In a sense, the prescribed fire lit on the ranch that winter day—one of four controlled burns happening simultaneously across the county on Dec. 11 — is part of another tradition that landowners, fire officials, local tribes and ecologists are reviving to blunt the rising risk of rampant wildfires in a warming climate and provide other landscape and cultural benefits.

Cal Fire Division Chief Ben Nicholls, who oversees Sonoma County, says it’s a must-have campaign — a way to create defensive buffers around and between developed areas and establish strategic fire breaks in increasingly fire-prone regions like the Mark West Creek corridor north of Santa Rosa.

That’s where the wind-whipped Tubbs fire raced out of the canyon in October 2017 and into flatland neighborhoods, leveling thousands of homes on both sides of Highway 101. Some of the same ridges dividing Napa and

Sonoma counties proved vulnerable again last summer, when in a matter of hours, the Glass fire sped west over the hills and into Santa Rosa, wreaking more destruction.

“When millions of acres burn and the skies turn orange for days on end, clearly we need to do something different,” Nicholls says.

A growing movement

Harnessing wildfire for human use is nothing new. Across California and much of the western United States, native people have used flames to clear out cluttered forests, promote plant growth and flush game.

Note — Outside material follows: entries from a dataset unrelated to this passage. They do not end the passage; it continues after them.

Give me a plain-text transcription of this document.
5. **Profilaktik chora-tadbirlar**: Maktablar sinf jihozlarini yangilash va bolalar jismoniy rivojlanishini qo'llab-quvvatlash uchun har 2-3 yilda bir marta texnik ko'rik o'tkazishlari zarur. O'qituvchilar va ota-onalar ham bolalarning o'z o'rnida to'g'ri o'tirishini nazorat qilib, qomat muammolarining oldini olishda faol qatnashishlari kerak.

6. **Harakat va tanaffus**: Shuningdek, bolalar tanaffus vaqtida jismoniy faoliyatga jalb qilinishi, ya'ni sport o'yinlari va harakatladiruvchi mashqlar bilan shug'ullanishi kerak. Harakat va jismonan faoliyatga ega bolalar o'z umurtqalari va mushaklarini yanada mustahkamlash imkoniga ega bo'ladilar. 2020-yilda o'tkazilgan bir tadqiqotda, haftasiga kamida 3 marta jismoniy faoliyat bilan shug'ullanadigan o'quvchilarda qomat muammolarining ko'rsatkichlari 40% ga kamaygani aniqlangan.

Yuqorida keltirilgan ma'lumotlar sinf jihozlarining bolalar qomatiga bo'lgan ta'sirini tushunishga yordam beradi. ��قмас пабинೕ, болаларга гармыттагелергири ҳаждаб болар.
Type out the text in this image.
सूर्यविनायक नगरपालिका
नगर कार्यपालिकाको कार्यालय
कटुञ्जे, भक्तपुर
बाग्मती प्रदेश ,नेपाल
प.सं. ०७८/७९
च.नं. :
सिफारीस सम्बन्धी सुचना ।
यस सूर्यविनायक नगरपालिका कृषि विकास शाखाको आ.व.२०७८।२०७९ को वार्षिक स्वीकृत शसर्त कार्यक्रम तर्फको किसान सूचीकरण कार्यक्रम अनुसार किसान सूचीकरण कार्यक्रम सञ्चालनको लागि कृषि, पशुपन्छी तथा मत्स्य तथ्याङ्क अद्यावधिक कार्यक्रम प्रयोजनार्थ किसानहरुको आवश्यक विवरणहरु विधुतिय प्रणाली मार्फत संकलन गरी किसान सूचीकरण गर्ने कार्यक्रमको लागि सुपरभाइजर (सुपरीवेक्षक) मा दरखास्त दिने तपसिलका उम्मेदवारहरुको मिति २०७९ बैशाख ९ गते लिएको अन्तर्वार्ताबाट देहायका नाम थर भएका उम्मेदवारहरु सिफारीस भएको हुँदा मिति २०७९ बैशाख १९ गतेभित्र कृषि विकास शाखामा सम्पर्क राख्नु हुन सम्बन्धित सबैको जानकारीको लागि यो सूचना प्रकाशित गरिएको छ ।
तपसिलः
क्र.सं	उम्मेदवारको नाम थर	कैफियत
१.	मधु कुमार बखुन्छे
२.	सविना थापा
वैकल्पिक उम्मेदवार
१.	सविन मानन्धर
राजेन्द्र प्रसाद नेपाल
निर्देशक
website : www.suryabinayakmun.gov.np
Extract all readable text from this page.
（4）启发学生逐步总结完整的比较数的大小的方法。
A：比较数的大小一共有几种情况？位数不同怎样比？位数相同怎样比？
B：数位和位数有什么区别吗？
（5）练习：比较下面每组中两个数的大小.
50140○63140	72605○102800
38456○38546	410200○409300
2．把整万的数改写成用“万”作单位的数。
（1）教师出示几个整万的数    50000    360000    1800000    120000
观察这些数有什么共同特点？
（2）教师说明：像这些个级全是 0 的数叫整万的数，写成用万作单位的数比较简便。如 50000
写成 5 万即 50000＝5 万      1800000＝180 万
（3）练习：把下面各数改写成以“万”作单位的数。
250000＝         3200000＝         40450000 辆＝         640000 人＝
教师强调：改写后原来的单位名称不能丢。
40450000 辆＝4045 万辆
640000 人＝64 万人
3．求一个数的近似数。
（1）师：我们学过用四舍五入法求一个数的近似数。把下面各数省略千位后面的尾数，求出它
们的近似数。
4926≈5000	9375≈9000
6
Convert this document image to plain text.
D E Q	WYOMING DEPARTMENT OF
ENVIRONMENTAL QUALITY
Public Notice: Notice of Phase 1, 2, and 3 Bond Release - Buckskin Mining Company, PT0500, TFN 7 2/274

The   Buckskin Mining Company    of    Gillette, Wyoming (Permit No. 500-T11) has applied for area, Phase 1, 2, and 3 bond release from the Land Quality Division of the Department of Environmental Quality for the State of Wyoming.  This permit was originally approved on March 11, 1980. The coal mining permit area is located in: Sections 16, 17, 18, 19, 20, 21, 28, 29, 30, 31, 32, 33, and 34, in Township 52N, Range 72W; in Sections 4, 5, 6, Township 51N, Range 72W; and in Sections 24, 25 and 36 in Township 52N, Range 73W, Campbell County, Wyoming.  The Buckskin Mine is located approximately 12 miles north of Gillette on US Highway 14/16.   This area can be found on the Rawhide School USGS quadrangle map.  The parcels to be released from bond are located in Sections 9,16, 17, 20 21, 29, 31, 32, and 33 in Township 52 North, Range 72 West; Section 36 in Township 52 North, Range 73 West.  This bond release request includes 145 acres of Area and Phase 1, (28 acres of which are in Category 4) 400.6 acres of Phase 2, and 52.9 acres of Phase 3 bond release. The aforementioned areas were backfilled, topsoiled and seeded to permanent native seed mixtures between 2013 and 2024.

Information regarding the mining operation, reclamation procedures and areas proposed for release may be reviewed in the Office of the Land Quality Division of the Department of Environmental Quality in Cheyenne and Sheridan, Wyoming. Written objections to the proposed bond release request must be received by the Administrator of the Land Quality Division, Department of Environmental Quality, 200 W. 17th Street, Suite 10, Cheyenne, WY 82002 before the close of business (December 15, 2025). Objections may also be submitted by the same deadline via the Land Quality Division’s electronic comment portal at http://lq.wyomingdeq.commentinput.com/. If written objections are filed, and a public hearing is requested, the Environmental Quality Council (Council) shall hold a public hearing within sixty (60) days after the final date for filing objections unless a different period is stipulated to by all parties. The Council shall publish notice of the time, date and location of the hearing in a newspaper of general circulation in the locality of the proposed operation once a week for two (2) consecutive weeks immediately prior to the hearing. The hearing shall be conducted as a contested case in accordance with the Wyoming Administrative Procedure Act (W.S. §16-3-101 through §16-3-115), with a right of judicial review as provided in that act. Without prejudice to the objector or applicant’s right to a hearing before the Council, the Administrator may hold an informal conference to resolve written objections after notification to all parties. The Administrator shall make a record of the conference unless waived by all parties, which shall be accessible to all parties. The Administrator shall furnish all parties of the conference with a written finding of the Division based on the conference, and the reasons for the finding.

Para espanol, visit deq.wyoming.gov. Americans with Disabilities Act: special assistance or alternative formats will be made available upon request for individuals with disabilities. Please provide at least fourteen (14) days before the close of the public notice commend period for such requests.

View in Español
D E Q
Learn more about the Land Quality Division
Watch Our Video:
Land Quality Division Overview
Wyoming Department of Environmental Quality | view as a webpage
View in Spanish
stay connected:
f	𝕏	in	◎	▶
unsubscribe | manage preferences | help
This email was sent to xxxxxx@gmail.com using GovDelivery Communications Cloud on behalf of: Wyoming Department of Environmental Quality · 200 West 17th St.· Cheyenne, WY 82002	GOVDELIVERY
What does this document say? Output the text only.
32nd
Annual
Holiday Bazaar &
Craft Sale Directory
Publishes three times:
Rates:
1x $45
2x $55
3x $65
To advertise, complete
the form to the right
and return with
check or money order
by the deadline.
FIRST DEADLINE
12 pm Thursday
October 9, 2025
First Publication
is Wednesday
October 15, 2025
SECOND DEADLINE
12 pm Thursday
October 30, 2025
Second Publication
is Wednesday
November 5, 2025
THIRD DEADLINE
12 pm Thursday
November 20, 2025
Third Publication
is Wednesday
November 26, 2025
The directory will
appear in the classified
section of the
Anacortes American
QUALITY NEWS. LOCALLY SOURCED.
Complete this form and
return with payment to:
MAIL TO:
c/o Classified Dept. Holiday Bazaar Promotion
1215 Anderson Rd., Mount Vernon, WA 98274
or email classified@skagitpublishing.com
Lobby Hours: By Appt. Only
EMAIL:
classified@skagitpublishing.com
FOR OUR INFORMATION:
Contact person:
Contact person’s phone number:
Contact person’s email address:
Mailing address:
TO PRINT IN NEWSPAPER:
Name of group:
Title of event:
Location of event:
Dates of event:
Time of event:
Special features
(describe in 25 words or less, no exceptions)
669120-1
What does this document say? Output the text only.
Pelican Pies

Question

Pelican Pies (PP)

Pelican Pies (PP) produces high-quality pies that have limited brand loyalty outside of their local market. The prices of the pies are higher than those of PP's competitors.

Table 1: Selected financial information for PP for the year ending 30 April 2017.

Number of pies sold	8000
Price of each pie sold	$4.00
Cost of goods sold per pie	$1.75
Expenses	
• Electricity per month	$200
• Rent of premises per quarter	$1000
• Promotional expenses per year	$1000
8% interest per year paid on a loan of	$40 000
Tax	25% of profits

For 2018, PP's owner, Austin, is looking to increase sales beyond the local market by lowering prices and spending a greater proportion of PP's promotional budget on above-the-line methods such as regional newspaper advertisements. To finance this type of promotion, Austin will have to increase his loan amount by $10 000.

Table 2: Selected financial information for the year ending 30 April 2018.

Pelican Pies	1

But after more than a century of fire suppression on public and private lands, with sometimes disastrous consequences, the push for greater use of “good fire” has grown stronger in recent decades, especially in the face of a new, more explosive era of mega fires.

Civilian volunteers are enlisting in large numbers for prescribed fire training, seeking a proactive alternative to waiting in dread for the next major blowup.

And Cal Fire, the state’s forestry and firefighting agency, has committed to putting more controlled fire on the landscape, and making it easier for landowners and community organizations to do so, as well.

The movement may not stop the next Tubbs fire — or the sequels of last summer, the Glass and LNU Complex fires that rampaged across Wine Country. But it might at least reduce the intensity of the flames hurtling helter skelter toward communities in their path.

The movement also offers a choice, given changing conditions in the western United States that experts say mean fuel-loaded areas are going to burn eventually, one way or another.

Marshall Turbeville of Northern Sonoma County Fire uses a propane torch to dry out and ignite trees and forest floor debris as part of Northern Sonoma County Fire's fuel reduction program, Jan. 12, 2021. (Kent Porter / The Press Democrat)
Cal Fire Battalion Chief Marshall Turbeville. (Kent Porter)

“Do we want to burn it on our terms, where we can?” says Cal Fire Battalion Chief Marshall Turbeville, who also heads the Northern Sonoma County Fire Protection District. “Or do we want it to burn during a wildfire?”

It’s taken generations to reach this point, with stiff political and institutional resistance at nearly every step. And the campaign still faces a wide set of obstacles, among them the calculated risks taken when employing a force this powerful across a wide swath of the nation’s most populated state.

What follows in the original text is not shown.